Ok. Found using the scheduler external IP
Just hoping to pin in next to my notebook using the Dask extension
Hi! The Enterprise Data Science Architecture Conference focuses on how to properly productionise data science solutions at scale. Dask is a tool that I have personally used to get the job done. Most Dask users would be interested in seeing how large companies productionise machine learning solutions. 27th March 2020 is a great time to visit Melbourne, Australia for a unique and high quality conference. I invite you view our speakers list at https://edsaconf.io and reserve your place because we have a unique mix of speakers.
hi gus, i'm new to dask, i want to konw if there is some tutorials about deploying dask jobs on k8s in native way? i tried with official docs, but i can not even run the demo successfully
i've containerized a demo python job , and deploy a pod on my k8s cluster, it always retiring the other workers.
i've also created rbac for the pod
Hello - I'm struggling to resolve the issue I posted here: dask/dask#5634. Any chance that there's anyone here open to a short consulting gig to help me debug it?
if you write code that doesn't need to shuffle/sync across dask nodes and is "embarrasingly parallellisable", you'll go into the realm of 95% maybe
if you write code that sequentially goes over your data row per row you'll be at 0%
that said, the scheduler can be a bottleneck for really big task graphs
but I'm not sure if that's always the case, we haven't scaled to the size where it made sense to look into that
do you think dask will scale for a more effective scheduler, maybe sometime in the future? or is it more "nice-to-have"? :)
The performance of the scheduler is always being optimised… There have been specific attempts to reimplement in cython or other, but be assured that the often quoated “1ms overhead per task” is pessimistic.
I tried to make a SSHCluster with a tunnel but it would seem Dask doesn't play nicely with Asyncssh. https://bpaste.net/show/K7XOG :"got Future <Future pending> attached to a different loop".

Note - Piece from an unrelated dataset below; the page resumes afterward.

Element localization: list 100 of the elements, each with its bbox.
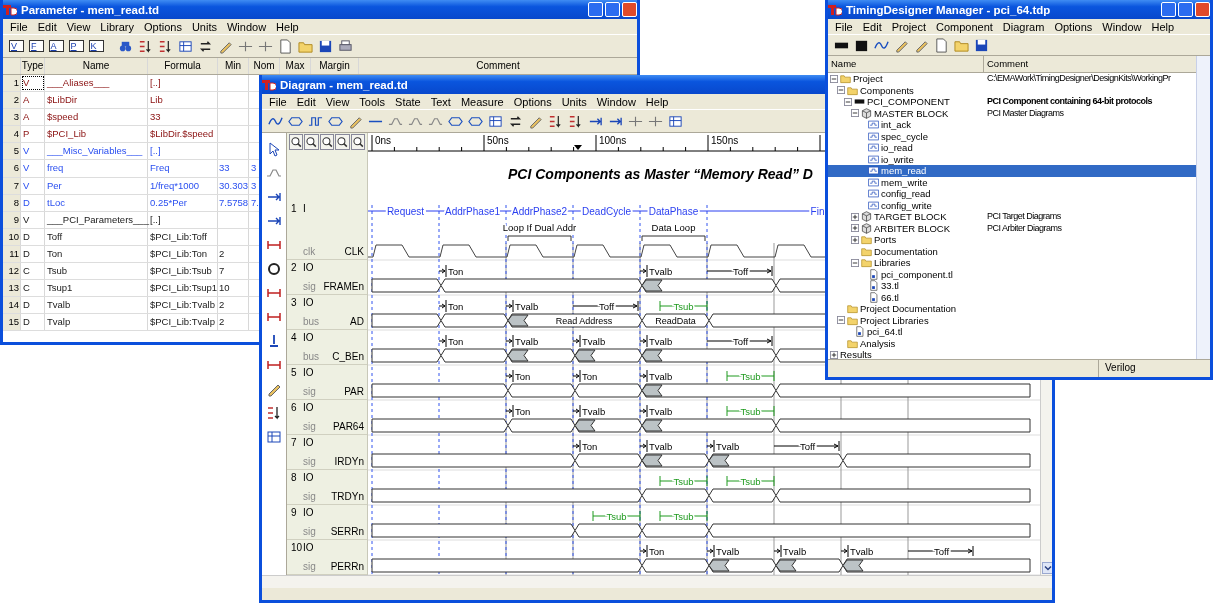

As I understand from the documentation (https://docs.dask.org/en/latest/remote-data-services.html), that Dask does not support Azure Blob or Azure Data Lake Gen 2 as a data source right now. Is there any time line in mind? We are planning to store our data in Azure Data Lake Gen 2 and use Dask for Feature Engineering as well as Training using XGBoost.
“adlfs” is now available on pypi, but only on a personal channel for conda ( https://anaconda.org/defusco/adlfs ). conda-forge should be coming soon. The master version of fsspec knows about adlfs and will use it, if installed. So the short answer is: yes, dask can read and write to both azure datalate and blob. @TomAugspurger , what happened to the release, is it time to update the text in the docs yet?
No idea. I haven’t done anything on adlfs in a few week.s
Oh, it’s @AlbertDeFusco ’s PR
have any dask-jobqueue users gotten adaptive deployment working?
[in this channel]
with dask gateway, does the gateway initiate connections to the client? Or is it one way?
with some tunneling, can I have my client (notebook) be on my local machine and the gateway on a remote k8s cluster?